Adapting Time Series Foundation Models through Data Mixtures

Researchers introduced MixFT, a novel fine-tuning strategy that enhances zero-shot forecasting for Time Series Foundation Models (TSFMs) by using Bayesian mixture models to intelligently repartition datasets into homogeneous sub-domains. This approach addresses performance degradation when TSFMs encounter new data domains not fully represented in pretraining, enabling more specialized adaptation modules. Experimental results show MixFT outperforms both single-module fine-tuning and traditional per-dataset specialization methods.

Adapting Time Series Foundation Models through Data Mixtures

New MixFT Method Enhances Zero-Shot Forecasting for Time Series Foundation Models

Researchers have introduced MixFT, a novel fine-tuning strategy designed to significantly improve the zero-shot forecasting performance of Time Series Foundation Models (TSFMs) on new data domains. The core innovation addresses a critical limitation: when a TSFM encounters a domain not fully represented in its pretraining data, its accuracy can degrade. MixFT overcomes this by intelligently re-partitioning available datasets into more homogeneous subsets representing distinct data sub-domains, enabling more specialized and effective model adaptation.
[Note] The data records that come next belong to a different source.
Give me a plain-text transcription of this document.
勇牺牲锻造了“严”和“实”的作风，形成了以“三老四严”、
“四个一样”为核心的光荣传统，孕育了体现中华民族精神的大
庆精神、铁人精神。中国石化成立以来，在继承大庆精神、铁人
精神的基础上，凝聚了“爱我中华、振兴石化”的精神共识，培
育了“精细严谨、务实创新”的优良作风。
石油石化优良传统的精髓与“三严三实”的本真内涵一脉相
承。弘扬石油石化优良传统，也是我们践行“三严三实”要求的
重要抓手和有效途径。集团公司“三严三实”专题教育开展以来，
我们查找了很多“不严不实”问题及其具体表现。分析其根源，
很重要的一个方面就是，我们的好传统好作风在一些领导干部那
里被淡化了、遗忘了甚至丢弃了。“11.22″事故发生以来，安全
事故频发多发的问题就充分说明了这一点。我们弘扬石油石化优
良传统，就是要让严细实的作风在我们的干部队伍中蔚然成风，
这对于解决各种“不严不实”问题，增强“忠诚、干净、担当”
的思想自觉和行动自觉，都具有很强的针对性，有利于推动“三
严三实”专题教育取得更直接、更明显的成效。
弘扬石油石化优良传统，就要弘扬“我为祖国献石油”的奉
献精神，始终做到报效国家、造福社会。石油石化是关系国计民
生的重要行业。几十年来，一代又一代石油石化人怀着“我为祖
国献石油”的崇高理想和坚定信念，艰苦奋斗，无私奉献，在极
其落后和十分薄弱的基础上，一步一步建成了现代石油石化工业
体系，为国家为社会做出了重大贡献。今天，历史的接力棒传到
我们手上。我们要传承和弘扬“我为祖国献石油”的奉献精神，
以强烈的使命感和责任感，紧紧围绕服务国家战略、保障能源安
The Challenge of Domain Specialization in Time Series AI

While TSFMs are powerful tools for zero-shot forecasting, practitioners often face performance drops when applying them to novel domains, such as a new industry vertical or sensor type. A common solution involves fine-tuning the model using a set of related datasets from the target domain. The standard approaches are to either fine-tune a single module, like a LoRA (Low-Rank Adaptation) module, on all data, or to train separate per-dataset modules for specialization.

However, the research team identified a fundamental flaw in the per-dataset method. A single time series dataset is rarely monolithic; it can contain multiple underlying data distributions or sub-domains due to temporal shifts or variations across different data dimensions. Fine-tuning a module on such a heterogeneous dataset dilutes its specialization, limiting zero-shot gains.

How MixFT Works: Bayesian Mixtures for Smarter Data Partitioning

MixFT proposes a more nuanced data strategy. Instead of accepting the original dataset boundaries, it employs Bayesian mixture models to automatically re-divide the entire collection of available data. This process groups time series data points based on their statistical properties, creating new sets that best represent the true, latent sub-domains present in the data.

Following this intelligent re-partitioning, MixFT fine-tunes a separate adaptation module on each newly formed, homogeneous set. This ensures each module becomes a true expert for a specific type of data distribution. During inference for a new, unseen time series, the most relevant specialized module can be selected or combined, leading to more accurate zero-shot forecasts.

Experimental Results and Why This Matters

In empirical tests, MixFT demonstrated superior performance compared to both the approach of fine-tuning a single module on all data and the traditional method of fine-tuning separate modules per original dataset. This validates the hypothesis that recognizing and modeling sub-domains is key to effective TSFM specialization for new domains.

Key Takeaways for AI Practitioners

  • Domain Adaptation is Key: For reliable zero-shot forecasting with TSFMs in new domains, some form of targeted fine-tuning is often necessary.
  • Data Homogeneity Drives Specialization: The effectiveness of fine-tuned modules depends heavily on the consistency of the data they are trained on. MixFT's core contribution is automating the creation of these consistent subsets.
  • Beyond Dataset Boundaries: Assumptions that one dataset equals one data distribution can limit model performance. Advanced statistical methods, like Bayesian mixtures, can uncover more meaningful partitions for model training.
  • Practical Impact: MixFT provides a scalable framework for enterprises to better leverage foundation models for time-series forecasting across diverse internal data sources, from finance to IoT sensor networks.